Aku bergeming, melanjutkan membaca buku Ensiklopedia tentang perkembangbiakan makhluk hidup.
“Kamu suka baca kayak gini? Pengen berkembangbiak juga ya? Aku siap kok.” Juna mendekatkan wajahnya.
Aku terkejut bukan kepalang. Jantungku berdebar tak karuan sebab tingkahnya yang sangat menggelikan.
PLAK!
“Kehabisan wanita buat kamu goda? Hah!?” Aku menyeringai, merasa puas bisa menampar seorang Don Juan sekolahan.
“Kamu jahat banget sih!?” Juna memegangi pipinya, meringis menahan sakit.

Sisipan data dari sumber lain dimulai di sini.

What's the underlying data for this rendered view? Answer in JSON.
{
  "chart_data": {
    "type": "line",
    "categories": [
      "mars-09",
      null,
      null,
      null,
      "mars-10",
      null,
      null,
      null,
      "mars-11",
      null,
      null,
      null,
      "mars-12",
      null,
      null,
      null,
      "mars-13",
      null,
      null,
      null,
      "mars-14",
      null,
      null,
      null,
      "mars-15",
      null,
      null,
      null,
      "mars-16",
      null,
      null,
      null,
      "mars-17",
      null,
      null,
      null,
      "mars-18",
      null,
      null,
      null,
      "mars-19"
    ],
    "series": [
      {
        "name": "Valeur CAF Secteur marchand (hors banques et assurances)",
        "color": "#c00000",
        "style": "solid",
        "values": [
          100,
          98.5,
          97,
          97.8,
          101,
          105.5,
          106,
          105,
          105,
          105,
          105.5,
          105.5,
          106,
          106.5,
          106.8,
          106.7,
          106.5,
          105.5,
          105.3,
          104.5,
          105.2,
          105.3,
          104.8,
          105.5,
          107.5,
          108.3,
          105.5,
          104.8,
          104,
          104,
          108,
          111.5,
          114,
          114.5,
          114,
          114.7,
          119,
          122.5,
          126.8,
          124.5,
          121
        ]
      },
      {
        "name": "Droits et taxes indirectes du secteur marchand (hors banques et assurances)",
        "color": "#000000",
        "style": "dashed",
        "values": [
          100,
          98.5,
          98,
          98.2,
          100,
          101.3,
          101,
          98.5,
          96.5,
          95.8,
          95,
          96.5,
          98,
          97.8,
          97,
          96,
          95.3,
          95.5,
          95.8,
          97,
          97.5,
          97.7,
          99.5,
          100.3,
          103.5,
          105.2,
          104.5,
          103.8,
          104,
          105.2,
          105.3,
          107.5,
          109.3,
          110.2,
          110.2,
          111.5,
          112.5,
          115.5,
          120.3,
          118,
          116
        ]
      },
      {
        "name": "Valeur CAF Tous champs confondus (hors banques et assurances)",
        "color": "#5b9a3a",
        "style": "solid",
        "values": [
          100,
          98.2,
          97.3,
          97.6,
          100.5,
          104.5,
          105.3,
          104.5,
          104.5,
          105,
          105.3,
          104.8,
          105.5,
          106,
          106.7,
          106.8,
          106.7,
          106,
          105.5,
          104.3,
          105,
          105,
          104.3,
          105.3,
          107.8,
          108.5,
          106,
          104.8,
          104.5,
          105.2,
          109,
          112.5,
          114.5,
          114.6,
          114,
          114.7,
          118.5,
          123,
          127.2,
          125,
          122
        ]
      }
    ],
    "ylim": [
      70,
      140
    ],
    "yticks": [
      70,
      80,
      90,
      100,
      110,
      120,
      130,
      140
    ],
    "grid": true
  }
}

“Lebih jahat kamu yang membiarkan hati banyak wanita ketar-ketir karena ulahmu. Kamu pikir mereka boneka-bonekamu? Dan satu lagi, jangan pernah dekati Kakakku lagi, atau—”
“Atau apa?!” Juna mendongakkan kepalanya menatapku yang berdiri di depannya.
BUK!!
Buku Ensiklopedia super tebal mendarat tepat di kepalanya.
“Sialan! Minta dicium memang kamu ya! Kakaknya cantik, kalem, baik. Adiknya freak!” Juna bangkit dari duduknya dan berdiri menatapku penuh kekesalan.
Aku balik menatapnya dengan sengit. “Apa kamu bilang?”
“Freak!” sentak Juna mendekatkan wajahnya ke wajahku.
Aku menginjak kakinya sekuat tenaga, mengangkat lutut kananku tepat mengenai alat vitalnya.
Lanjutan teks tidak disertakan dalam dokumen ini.